Expand my Community achievements bar.

Guidelines for the Responsible Use of Generative AI in the Experience Cloud Community.
SOLVED

Using jcr:score ,we are not retrieving search results with highest occurrence

Avatar

Level 2

Hi All,

We are using AEM6.5 and trying to achieve search results with highest word count(ex:insurance) on top in descending order but we see the results(webpages) displayed randomly .

Ex: Using QueryBuilder Debugger

path=/content/<project-path>
type=cq:Page
fulltext=insurance
orderby.sort=desc
orderby=@jcr:score

 Please suggest how to achieve word with highest occurrence in page to be listed on top in search results using sql2. 

 

Thanks in advance.

1 Accepted Solution

Avatar

Correct answer by
Community Advisor

Hi @GanaG,

This is correct behavior. In your example you are referring to occurrence of word equipment in browser, but what you can see in browser does not mean that is content of this specific page. Let's have a closer look on this one


where as http://localhost:4502/content/we-retail/ca/en/products/equipment.html which is displayed next shows 22 occurrence of "equipment" word .

If you will go to crx you will see that this page contains only 2 occurrence of word equipment not 22. Other occurrence you can see in the browser is content from other pages that are referenced via Product Grid component.

I do not think this is correct way to recognize how many times specific word is used, you should rely on what is inside nodes in crx instead. It's because this is used to build index, not values that can be seen on final page.

I have used simple SQL2 query for given scenario:

SELECT * FROM [cq:Page] AS s WHERE ISDESCENDANTNODE([/content/we-retail/ca/en]) and CONTAINS(s.*, 'Equipment') 

And it's giving proper results when we look what's in the repository. In terms of SQL2 query itself, you do not have to add explicitly ORDER BY [jcr:score] DESC because this is default behavior, URL to documentation that describes this:

If you want to control order of results you can utilize boost option in your index:

View solution in original post

5 Replies

Avatar

Level 2

Hi @Himanshu_Jain 

We have tried the same but the results are not consistent.

Please try below:

http://localhost:4502/libs/cq/search/content/querydebug.html?_charset_=UTF-8&query=path%3D%2Fcontent...

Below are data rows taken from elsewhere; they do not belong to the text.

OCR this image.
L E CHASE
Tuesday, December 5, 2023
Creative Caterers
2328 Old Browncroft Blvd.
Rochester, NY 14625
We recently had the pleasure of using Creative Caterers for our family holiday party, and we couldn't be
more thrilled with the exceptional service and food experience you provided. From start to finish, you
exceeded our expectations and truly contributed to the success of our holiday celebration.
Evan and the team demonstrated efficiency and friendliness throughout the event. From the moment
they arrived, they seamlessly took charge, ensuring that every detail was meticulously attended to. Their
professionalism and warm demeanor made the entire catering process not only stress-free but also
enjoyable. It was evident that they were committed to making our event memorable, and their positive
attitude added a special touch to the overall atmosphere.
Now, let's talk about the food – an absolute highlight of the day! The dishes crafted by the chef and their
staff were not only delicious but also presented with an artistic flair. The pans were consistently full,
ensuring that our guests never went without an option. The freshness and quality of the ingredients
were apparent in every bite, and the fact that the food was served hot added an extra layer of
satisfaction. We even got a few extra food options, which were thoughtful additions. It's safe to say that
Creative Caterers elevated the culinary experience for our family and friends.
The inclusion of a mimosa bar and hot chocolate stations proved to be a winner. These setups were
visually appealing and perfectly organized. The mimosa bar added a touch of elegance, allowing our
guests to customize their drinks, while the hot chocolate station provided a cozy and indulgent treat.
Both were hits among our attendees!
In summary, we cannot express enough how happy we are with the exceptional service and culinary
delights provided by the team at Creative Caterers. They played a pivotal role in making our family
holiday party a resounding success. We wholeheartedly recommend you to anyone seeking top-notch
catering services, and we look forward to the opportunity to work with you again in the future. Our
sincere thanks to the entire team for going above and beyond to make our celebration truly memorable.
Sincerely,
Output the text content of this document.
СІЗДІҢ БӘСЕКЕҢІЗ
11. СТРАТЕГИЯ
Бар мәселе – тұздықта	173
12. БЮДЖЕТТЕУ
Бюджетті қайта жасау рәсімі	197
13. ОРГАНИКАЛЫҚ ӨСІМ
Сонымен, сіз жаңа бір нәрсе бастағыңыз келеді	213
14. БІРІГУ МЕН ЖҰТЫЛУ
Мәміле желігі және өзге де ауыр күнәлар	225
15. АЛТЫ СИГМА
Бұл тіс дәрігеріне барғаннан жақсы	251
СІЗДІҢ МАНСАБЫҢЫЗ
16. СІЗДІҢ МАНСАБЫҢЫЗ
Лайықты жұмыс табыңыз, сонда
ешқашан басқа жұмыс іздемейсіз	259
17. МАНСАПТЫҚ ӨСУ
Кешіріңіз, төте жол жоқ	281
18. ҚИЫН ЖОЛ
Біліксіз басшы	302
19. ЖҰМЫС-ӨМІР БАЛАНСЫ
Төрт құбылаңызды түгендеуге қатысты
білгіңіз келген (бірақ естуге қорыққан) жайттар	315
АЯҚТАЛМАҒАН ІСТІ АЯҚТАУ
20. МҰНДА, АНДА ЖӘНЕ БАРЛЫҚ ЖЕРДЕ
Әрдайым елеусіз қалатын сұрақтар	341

Result which is displayed first shows 6 occurrence of "equipment" word in browser

http://localhost:4502/content/we-retail/ca/en/equipment.html 

where as http://localhost:4502/content/we-retail/ca/en/products/equipment.html which is displayed next shows 22 occurrence of "equipment" word .

last result shows 1 occurrence of "equipment" word http://localhost:4502/content/we-retail/ca/en/experience/arctic-surfing-in-lofoten/jcr%3acontent/roo...

Ideally lucene should give results based on Term frequency only which is not happening.

Please check.

Thanks in advance

Avatar

Correct answer by
Community Advisor

Hi @GanaG,

This is correct behavior. In your example you are referring to occurrence of word equipment in browser, but what you can see in browser does not mean that is content of this specific page. Let's have a closer look on this one


where as http://localhost:4502/content/we-retail/ca/en/products/equipment.html which is displayed next shows 22 occurrence of "equipment" word .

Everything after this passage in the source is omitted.